As for the recycling, many of the old computers are broken down into their basic components, which are put into labeled boxes.
It’s this part of the process where new students to the program start, learning what makes up a computer.
Parts for recycling are carried out back to waiting bins for pickup within a day. Patton said the various pieces are sold, given away or SIT has to pay for them to be picked up. Overall, the recycling aspect “just about breaks even,” he said, before salaries and overhead are factored in.
SIT has about 100 kids enrolled, with 40 to 50 students showing up on any given day during the school year, Patton said. On days when home-school students attend, the crowd is larger, he adds.
Over the summer, Patton has about eight people as his paid staff, including Bill Lawry, recently hired as the first executive director and operations manager. Most of the others are older students already in college or heading there.
During the school year, the program has four paid positions.

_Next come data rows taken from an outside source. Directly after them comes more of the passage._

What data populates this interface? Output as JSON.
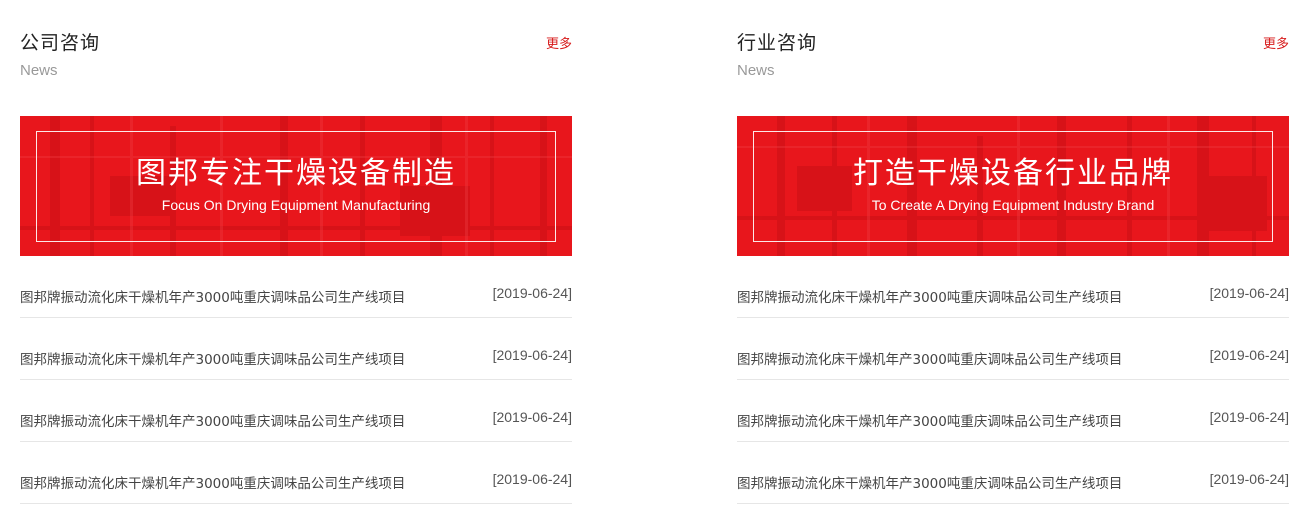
{
  "left": {
    "title": "公司咨询",
    "subtitle": "News",
    "more": "更多",
    "banner": {
      "headline": "图邦专注干燥设备制造",
      "tagline": "Focus On Drying Equipment Manufacturing"
    },
    "items": [
      {
        "title": "图邦牌振动流化床干燥机年产3000吨重庆调味品公司生产线项目",
        "date": "[2019-06-24]"
      },
      {
        "title": "图邦牌振动流化床干燥机年产3000吨重庆调味品公司生产线项目",
        "date": "[2019-06-24]"
      },
      {
        "title": "图邦牌振动流化床干燥机年产3000吨重庆调味品公司生产线项目",
        "date": "[2019-06-24]"
      },
      {
        "title": "图邦牌振动流化床干燥机年产3000吨重庆调味品公司生产线项目",
        "date": "[2019-06-24]"
      }
    ]
  },
  "right": {
    "title": "行业咨询",
    "subtitle": "News",
    "more": "更多",
    "banner": {
      "headline": "打造干燥设备行业品牌",
      "tagline": "To Create A Drying Equipment Industry Brand"
    },
    "items": [
      {
        "title": "图邦牌振动流化床干燥机年产3000吨重庆调味品公司生产线项目",
        "date": "[2019-06-24]"
      },
      {
        "title": "图邦牌振动流化床干燥机年产3000吨重庆调味品公司生产线项目",
        "date": "[2019-06-24]"
      },
      {
        "title": "图邦牌振动流化床干燥机年产3000吨重庆调味品公司生产线项目",
        "date": "[2019-06-24]"
      },
      {
        "title": "图邦牌振动流化床干燥机年产3000吨重庆调味品公司生产线项目",
        "date": "[2019-06-24]"
      }
    ]
  },
  "colors": {
    "accent": "#d71a1a",
    "banner_red": "#e8161c",
    "divider": "#e6e6e6",
    "muted": "#999999"
  }
}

SIT depends on community contributions to keep going. Food Lion, the Blanche & Julian Robertson Family Foundation, Woodson Foundation, F&M Bank and Wachovia have been among the major sponsors.
Patton, who founded SIT 12 years ago with the donation of 18 used computers from a federal credit union, has asked Dole and Jenny Michael of her staff to consider helping with federal grants and introduce the program to Dole’s Senate colleagues.
The environmental aspect of the SIT program caught Dole’s attention.
Alex Thayil, a rising freshman at Rowan-Cabarrus Community College and a North Hills Christian School graduate, said lead and mercury are the main environmental threats from discarded computers.
SIT kept 40 tons of E-waste out of landfills in 2007 and estimates it will keep 80 to 100 tons out this year, Thayil said.
SIT also has begun preliminary discussions with the LandTrust for Central North Carolina and Catawba College on initiatives related to carbon dioxide sequestering ó seen as important in reducing global warming.
Besides Dole, others at the SIT office Monday included City Manager David Treme and F&M Chairman and Chief Executive Officer Paul Fisher.